Quantification of gene expression is crucial to connect genome sequences with phenotypic and physiological data. RNA-Sequencing (RNA-Seq) has taken a prominent role in the study of transcriptomic reactions of plants to various environmental and genetic perturbations. However, comparative tests of different tools for RNA-Seq read mapping and quantification have been mainly performed on data from animals or humans, which necessarily neglect, for example, the large genetic variability among natural accessions within plant species. Here, we compared seven computational tools for their ability to map and quantify Illumina single-end reads from the accessions Columbia-0 (Col-0) and N14. Between 92.4% and 99.5% of all reads were mapped to the reference genome or transcriptome and the raw count distributions obtained from the different mappers were highly correlated. Using the software DESeq2 to determine differential gene expression (DGE) between plants exposed to 20 °C or 4 °C from these read counts showed a large pairwise overlap between the mappers. Interestingly, when the commercial CLC software was used with its own DGE module instead of DESeq2, strongly diverging results were obtained. All tested mappers provided highly similar results for mapping Illumina reads of two polymorphic Arabidopsis accessions to the reference genome or transcriptome and for the determination of DGE when the same software was used for processing.

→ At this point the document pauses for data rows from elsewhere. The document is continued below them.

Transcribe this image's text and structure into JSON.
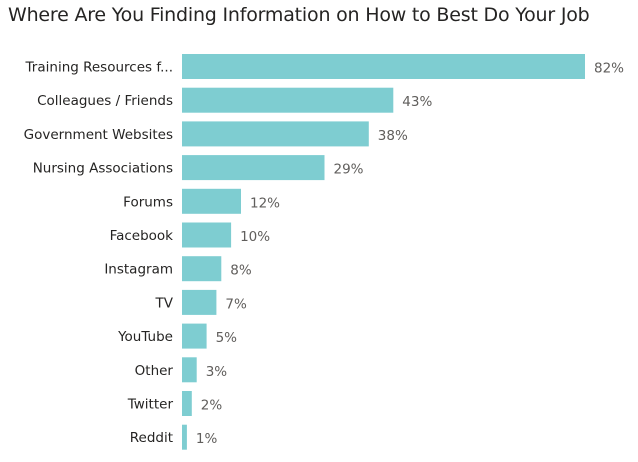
{
  "chart_data": {
    "type": "bar",
    "orientation": "horizontal",
    "title": "Where Are You Finding Information on How to Best Do Your Job",
    "categories": [
      "Training Resources f...",
      "Colleagues / Friends",
      "Government Websites",
      "Nursing Associations",
      "Forums",
      "Facebook",
      "Instagram",
      "TV",
      "YouTube",
      "Other",
      "Twitter",
      "Reddit"
    ],
    "values": [
      82,
      43,
      38,
      29,
      12,
      10,
      8,
      7,
      5,
      3,
      2,
      1
    ],
    "value_labels": [
      "82%",
      "43%",
      "38%",
      "29%",
      "12%",
      "10%",
      "8%",
      "7%",
      "5%",
      "3%",
      "2%",
      "1%"
    ],
    "xlabel": "",
    "ylabel": "",
    "xlim": [
      0,
      82
    ],
    "grid": false,
    "legend": "none",
    "bar_color": "#7ECDD1"
  }
}
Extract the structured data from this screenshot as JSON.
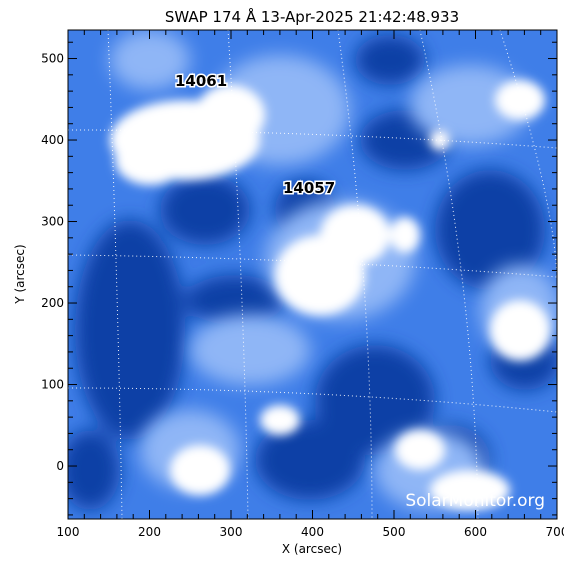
{
  "title": "SWAP 174 Å 13-Apr-2025 21:42:48.933",
  "x_axis": {
    "label": "X (arcsec)",
    "ticks": [
      "100",
      "200",
      "300",
      "400",
      "500",
      "600",
      "700"
    ],
    "range": [
      100,
      700
    ]
  },
  "y_axis": {
    "label": "Y (arcsec)",
    "ticks": [
      "0",
      "100",
      "200",
      "300",
      "400",
      "500"
    ],
    "range": [
      -65,
      535
    ]
  },
  "regions": [
    {
      "number": "14061",
      "x_arcsec": 270,
      "y_arcsec": 475
    },
    {
      "number": "14057",
      "x_arcsec": 395,
      "y_arcsec": 335
    }
  ],
  "watermark": "SolarMonitor.org",
  "colors": {
    "dark_blue": "#0b3fa6",
    "mid_blue": "#3f7ee8",
    "light_blue": "#8fb6f6",
    "white": "#ffffff",
    "grid": "#ffffff"
  }
}
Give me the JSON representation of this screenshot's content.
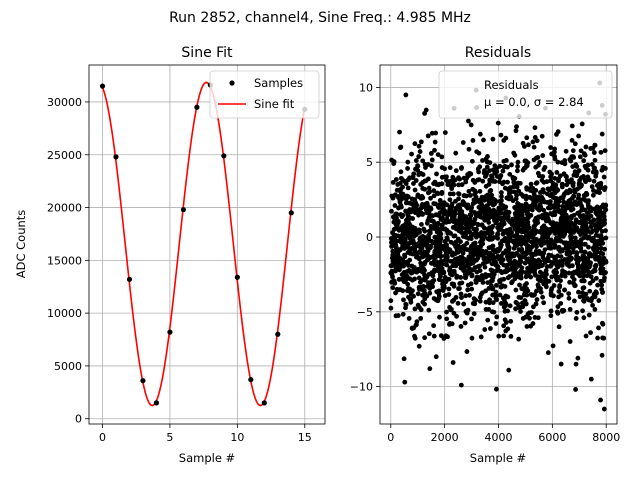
{
  "suptitle": "Run 2852, channel4, Sine Freq.: 4.985 MHz",
  "chart_data": [
    {
      "type": "scatter",
      "title": "Sine Fit",
      "xlabel": "Sample #",
      "ylabel": "ADC Counts",
      "xlim": [
        -1,
        16.5
      ],
      "ylim": [
        -500,
        33500
      ],
      "xticks": [
        0,
        5,
        10,
        15
      ],
      "yticks": [
        0,
        5000,
        10000,
        15000,
        20000,
        25000,
        30000
      ],
      "grid": true,
      "legend": "top-right",
      "series": [
        {
          "name": "Samples",
          "style": "points",
          "color": "#000000",
          "x": [
            0,
            1,
            2,
            3,
            4,
            5,
            6,
            7,
            8,
            9,
            10,
            11,
            12,
            13,
            14,
            15
          ],
          "y": [
            31500,
            24800,
            13200,
            3600,
            1500,
            8200,
            19800,
            29500,
            31600,
            24900,
            13400,
            3700,
            1500,
            8000,
            19500,
            29300
          ]
        },
        {
          "name": "Sine fit",
          "style": "line",
          "color": "#ff0000",
          "function": {
            "offset": 16550,
            "amplitude": 15300,
            "period": 8.02,
            "phase_peak_x": 7.7,
            "x_range": [
              0,
              15
            ]
          }
        }
      ]
    },
    {
      "type": "scatter",
      "title": "Residuals",
      "xlabel": "Sample #",
      "ylabel": "",
      "xlim": [
        -400,
        8400
      ],
      "ylim": [
        -12.5,
        11.5
      ],
      "xticks": [
        0,
        2000,
        4000,
        6000,
        8000
      ],
      "yticks": [
        -10,
        -5,
        0,
        5,
        10
      ],
      "grid": true,
      "legend": "top-right",
      "legend_lines": [
        "Residuals",
        "μ = 0.0, σ = 2.84"
      ],
      "series": [
        {
          "name": "Residuals",
          "style": "points",
          "color": "#000000",
          "distribution": {
            "n": 8000,
            "x_range": [
              0,
              7999
            ],
            "mean": 0.0,
            "sigma": 2.84,
            "clip": [
              -11.5,
              10.5
            ]
          },
          "outliers": [
            {
              "x": 7930,
              "y": -11.5
            },
            {
              "x": 7760,
              "y": 10.3
            },
            {
              "x": 2620,
              "y": -9.9
            },
            {
              "x": 520,
              "y": -9.7
            },
            {
              "x": 7790,
              "y": -10.9
            },
            {
              "x": 7850,
              "y": 8.8
            },
            {
              "x": 2350,
              "y": 8.6
            },
            {
              "x": 560,
              "y": 9.5
            },
            {
              "x": 4270,
              "y": 9.3
            },
            {
              "x": 4380,
              "y": -8.9
            },
            {
              "x": 1450,
              "y": -8.8
            },
            {
              "x": 6880,
              "y": -8.5
            },
            {
              "x": 7350,
              "y": 8.3
            },
            {
              "x": 7970,
              "y": 8.2
            }
          ]
        }
      ]
    }
  ]
}
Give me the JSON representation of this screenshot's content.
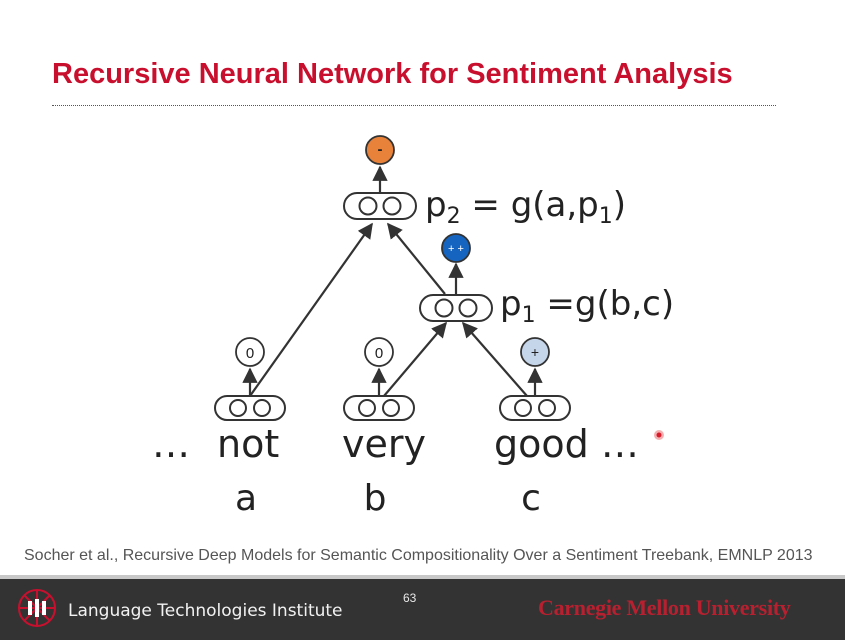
{
  "slide": {
    "title": "Recursive Neural Network for Sentiment Analysis",
    "citation": "Socher et al., Recursive Deep Models for Semantic Compositionality Over a Sentiment Treebank, EMNLP 2013",
    "page_number": "63"
  },
  "diagram": {
    "words": {
      "ellipsis_left": "…",
      "not": "not",
      "very": "very",
      "good": "good …"
    },
    "variables": {
      "a": "a",
      "b": "b",
      "c": "c"
    },
    "sentiments": {
      "not": "0",
      "very": "0",
      "good": "+",
      "p1": "+ +",
      "p2": "-"
    },
    "equations": {
      "p2": {
        "lhs": "p",
        "lhs_sub": "2",
        "rhs": " = g(a,p",
        "rhs_sub": "1",
        "close": ")"
      },
      "p1": {
        "lhs": "p",
        "lhs_sub": "1",
        "rhs": " =g(b,c)"
      }
    },
    "colors": {
      "negative": "#e8823a",
      "very_positive": "#1565c0",
      "positive": "#c5d5ea",
      "neutral": "#ffffff"
    }
  },
  "footer": {
    "institute": "Language Technologies Institute",
    "university": "Carnegie Mellon University"
  }
}
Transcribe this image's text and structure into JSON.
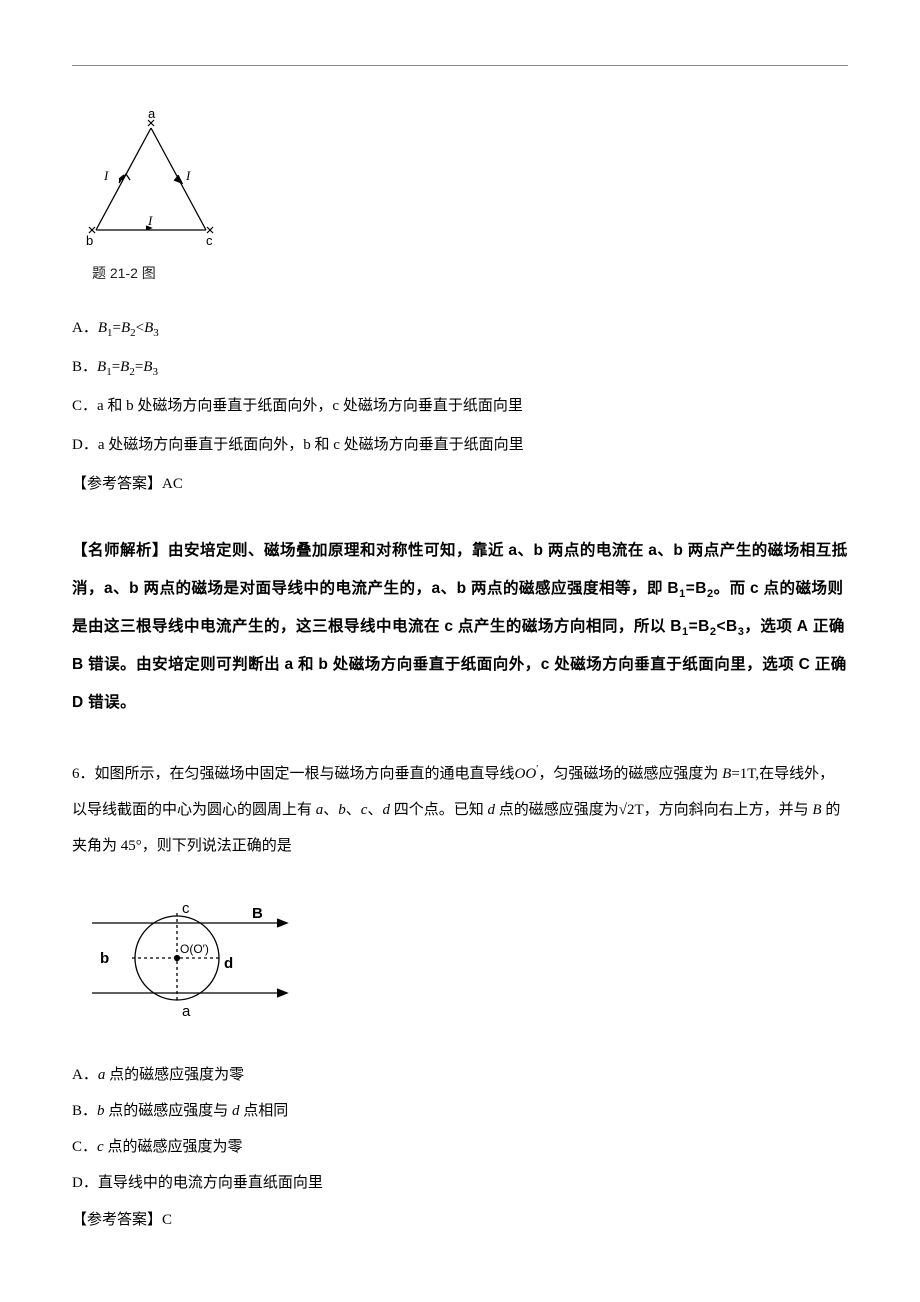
{
  "figure1": {
    "caption": "题 21-2 图",
    "labels": {
      "a": "a",
      "b": "b",
      "c": "c",
      "I": "I"
    },
    "stroke": "#000000",
    "stroke_width": 1.3
  },
  "q5_options": {
    "A_prefix": "A．",
    "A_body_html": "<span class=\"italic\">B</span><span class=\"sub\">1</span>=<span class=\"italic\">B</span><span class=\"sub\">2</span>&lt;<span class=\"italic\">B</span><span class=\"sub\">3</span>",
    "B_prefix": "B．",
    "B_body_html": "<span class=\"italic\">B</span><span class=\"sub\">1</span>=<span class=\"italic\">B</span><span class=\"sub\">2</span>=<span class=\"italic\">B</span><span class=\"sub\">3</span>",
    "C": "C．a 和 b 处磁场方向垂直于纸面向外，c 处磁场方向垂直于纸面向里",
    "D": "D．a 处磁场方向垂直于纸面向外，b 和 c 处磁场方向垂直于纸面向里"
  },
  "q5_answer": "【参考答案】AC",
  "q5_analysis_html": "【名师解析】由安培定则、磁场叠加原理和对称性可知，靠近 <span class=\"em\">a</span>、<span class=\"em\">b</span> 两点的电流在 <span class=\"em\">a</span>、<span class=\"em\">b</span> 两点产生的磁场相互抵消，<span class=\"em\">a</span>、<span class=\"em\">b</span> 两点的磁场是对面导线中的电流产生的，<span class=\"em\">a</span>、<span class=\"em\">b</span> 两点的磁感应强度相等，即 <span class=\"em italic\">B<span class=\"sub\">1</span>=B<span class=\"sub\">2</span></span>。而 <span class=\"em\">c</span> 点的磁场则是由这三根导线中电流产生的，这三根导线中电流在 <span class=\"em\">c</span> 点产生的磁场方向相同，所以 <span class=\"em italic\">B<span class=\"sub\">1</span>=B<span class=\"sub\">2</span>&lt;B<span class=\"sub\">3</span></span>，选项 <span class=\"em\">A</span> 正确 <span class=\"em\">B</span> 错误。由安培定则可判断出 <span class=\"em\">a</span> 和 <span class=\"em\">b</span> 处磁场方向垂直于纸面向外，<span class=\"em\">c</span> 处磁场方向垂直于纸面向里，选项 <span class=\"em\">C</span> 正确 <span class=\"em\">D</span> 错误。",
  "q6_stem_html": "6．如图所示，在匀强磁场中固定一根与磁场方向垂直的通电直导线<span class=\"italic\">OO</span><span style=\"vertical-align:super;font-size:10px\">′</span>，匀强磁场的磁感应强度为 <span class=\"italic\">B</span>=1T,在导线外，以导线截面的中心为圆心的圆周上有 <span class=\"italic\">a</span>、<span class=\"italic\">b</span>、<span class=\"italic\">c</span>、<span class=\"italic\">d</span> 四个点。已知 <span class=\"italic\">d</span> 点的磁感应强度为<span class=\"sqrt\">√2</span>T，方向斜向右上方，并与 <span class=\"italic\">B</span> 的夹角为 45°，则下列说法正确的是",
  "figure2": {
    "labels": {
      "a": "a",
      "b": "b",
      "c": "c",
      "d": "d",
      "B": "B",
      "O": "O(O′)"
    },
    "stroke": "#000000",
    "stroke_width": 1.3
  },
  "q6_options": {
    "A_html": "A．<span class=\"italic\">a</span> 点的磁感应强度为零",
    "B_html": "B．<span class=\"italic\">b</span> 点的磁感应强度与 <span class=\"italic\">d</span> 点相同",
    "C_html": "C．<span class=\"italic\">c</span> 点的磁感应强度为零",
    "D_html": "D．直导线中的电流方向垂直纸面向里"
  },
  "q6_answer": "【参考答案】C"
}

基因表达的定量分析对于将基因组序列与表型和生理数据联系起来至关重要。RNA 测序(RNA-Seq)在研究植物对各种环境和遗传干扰的转录组反应方面发挥了重要作用。然而,对不同的 RNA-Seq 读段映射和定量工具的比较测试主要是在来自动物或人类的数据上进行的,这必然忽略了例如,植物物种内天然品系之间的巨大遗传变异性。在这里,我们比较了七种计算工具在映射和定量 Illumina 单端读数方面的能力,这些读数来自哥伦比亚-0(Col-0)和 N14 两个品系。所有读数的 92.4%到 99.5%都被映射到参考基因组或转录组,并且不同映射器获得的原始计数分布高度相关。使用软件 DESeq2 从这些读数中确定暴露于 20°C 或 4°C 的植物之间的差异基因表达(DGE),显示出映射器之间的大量成对重叠。有趣的是,当使用 CLC 商业软件及其自己的 DGE 模块而不是 DESeq2 时,得到了强烈分歧的结果。当使用相同的软件进行处理时,所有测试的映射器对于将两个多态性拟南芥品系的 Illumina 读取映射到参考基因组或转录组以及确定 DGE 时,都提供了高度相似的结果。